К побегу все было давным-давно готово – даже собранный чемодан лежал на кровати в спальне, дожидаясь, когда его оттуда возьмут. На спинке кресла рядом с письменным столом висел цивильный пиджак, карманы которого были набиты деньгами и документами, «мерседес» с залитым под пробку баком скучал в гараже. Говоря по совести, бежать нужно было еще позавчера, когда стало известно об аресте исполнителя, но он почему-то медлил – не то стеснялся чего-то, не то на что-то рассчитывал. А может быть, просто не хотел, полагая бегство бессмысленным?
Пожалуй, верно было последнее. Побег означал спокойную, сытую жизнь вдали от России, пламенным патриотом которой он себя считал. Высокие словеса? Пафос? Да ничего подобного! Пафос – это когда о своем патриотизме кричит склонный к бытовому пьянству и дешевому фрондерству интеллигентишка, неспособный принести пользу не только России, но даже и своей собственной семье. А когда человек упорно, целеустремленно, не щадя ни себя, ни других, всю жизнь трудится на благо своей страны – что это, если не патриотизм самой высокой пробы? И не впервые, увы, истинному патриоту приходится выбирать между изгнанием и смертью. И далеко не всегда его, патриота, преследуют враги России – неважно, внешние или внутренние. Просто общественное благо каждый понимает по-своему, и каждому видятся свои пути и способы достижения этого самого блага.
Он проиграл, спора нет. Но бегство равносильно признанию вины, а никакой вины он за собой не чувствовал. И потом, чего он не видел за границей? Ему еще нет и пятидесяти – пожалуй, рановато подаваться в бюргеры и коротать остаток дней за пивом и чтением газет. Судя по арестованным счетам, ему готовятся нанести удар. Этот удар надо отразить; надо выстоять, не сломаться, и тогда можно будет вернуться к привычной жизни человека, каждый шаг, каждый помысел которого направлен на благо России…
Он отошел от окна, случайно поймав краем глаза свое отражение в зеркальной двери стенного шкафа. Взъерошенная, побитая временем шевелюра, бледное лицо с темными кругами у глаз – красавец! Патриот, радетель о благе народном, спаситель России… Тьфу! Хоть бы себе самому не врал, если уж говорить правду другим не получается…
Повинуясь безотчетному порыву, он откатил в сторону дверцу шкафа.

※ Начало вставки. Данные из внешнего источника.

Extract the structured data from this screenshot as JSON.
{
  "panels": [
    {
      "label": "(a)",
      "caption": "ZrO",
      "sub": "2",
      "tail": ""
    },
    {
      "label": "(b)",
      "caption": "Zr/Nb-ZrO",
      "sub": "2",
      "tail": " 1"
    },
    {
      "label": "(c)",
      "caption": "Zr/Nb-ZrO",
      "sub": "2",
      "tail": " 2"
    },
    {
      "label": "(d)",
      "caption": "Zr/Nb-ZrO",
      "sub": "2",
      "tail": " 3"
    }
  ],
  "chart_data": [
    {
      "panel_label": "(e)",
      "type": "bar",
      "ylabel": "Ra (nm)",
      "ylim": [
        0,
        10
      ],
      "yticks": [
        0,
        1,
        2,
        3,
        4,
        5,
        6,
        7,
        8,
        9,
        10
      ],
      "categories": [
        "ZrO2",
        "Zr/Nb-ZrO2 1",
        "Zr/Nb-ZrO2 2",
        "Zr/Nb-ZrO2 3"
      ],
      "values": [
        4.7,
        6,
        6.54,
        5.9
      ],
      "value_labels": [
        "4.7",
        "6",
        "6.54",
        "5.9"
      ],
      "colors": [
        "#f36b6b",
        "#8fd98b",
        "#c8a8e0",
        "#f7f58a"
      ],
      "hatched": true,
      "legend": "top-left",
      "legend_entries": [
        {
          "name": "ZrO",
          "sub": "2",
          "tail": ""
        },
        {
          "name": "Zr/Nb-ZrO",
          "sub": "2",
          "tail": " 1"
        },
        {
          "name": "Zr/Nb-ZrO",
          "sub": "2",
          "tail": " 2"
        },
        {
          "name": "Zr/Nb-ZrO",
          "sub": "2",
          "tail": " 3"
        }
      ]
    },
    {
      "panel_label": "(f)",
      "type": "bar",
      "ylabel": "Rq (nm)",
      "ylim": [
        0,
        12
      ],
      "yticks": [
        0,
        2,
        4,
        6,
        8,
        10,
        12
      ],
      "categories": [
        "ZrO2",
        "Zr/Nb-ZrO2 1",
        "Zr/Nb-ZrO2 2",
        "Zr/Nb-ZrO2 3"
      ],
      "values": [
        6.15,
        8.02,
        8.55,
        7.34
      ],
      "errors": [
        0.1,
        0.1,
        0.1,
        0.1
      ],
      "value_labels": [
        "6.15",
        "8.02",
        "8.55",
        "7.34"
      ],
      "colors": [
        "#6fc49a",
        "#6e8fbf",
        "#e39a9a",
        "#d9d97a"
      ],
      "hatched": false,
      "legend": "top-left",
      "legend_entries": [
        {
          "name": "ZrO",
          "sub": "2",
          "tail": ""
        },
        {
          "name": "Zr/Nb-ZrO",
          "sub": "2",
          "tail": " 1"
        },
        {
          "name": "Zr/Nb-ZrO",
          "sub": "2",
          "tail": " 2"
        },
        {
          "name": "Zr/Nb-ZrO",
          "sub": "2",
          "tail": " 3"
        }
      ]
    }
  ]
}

Дверца послушно отошла, мягко рокоча роликами по направляющим, и из неосвещенных, пахнущих дорогим одеколоном недр в глаза ему блеснул шитый золотом погон с тремя большими звездами. Он коснулся кончиками пальцев рукава, провел по колючим лучам генеральских звезд, словно пересчитывая, все ли на месте. Правда и ложь в этой жизни переплетены, перепутаны так тесно, что порой бывает невозможно отличить одно от другого. Он не хотел покоя; он хотел власти – вот она, правда, вся, как есть, до самого донышка. И что с того? Он кто – Мамай, Чингисхан, Гитлер? Бен Ладен какой-нибудь? Ничего подобного! Коренной русак из глубинки, из самого народного нутра – кровь от крови, плоть от плоти. И почему бы ему (пусть не единолично, пусть рука об руку с товарищами) не порулить этим громадным непотопляемым кораблем, имя которому – Россия?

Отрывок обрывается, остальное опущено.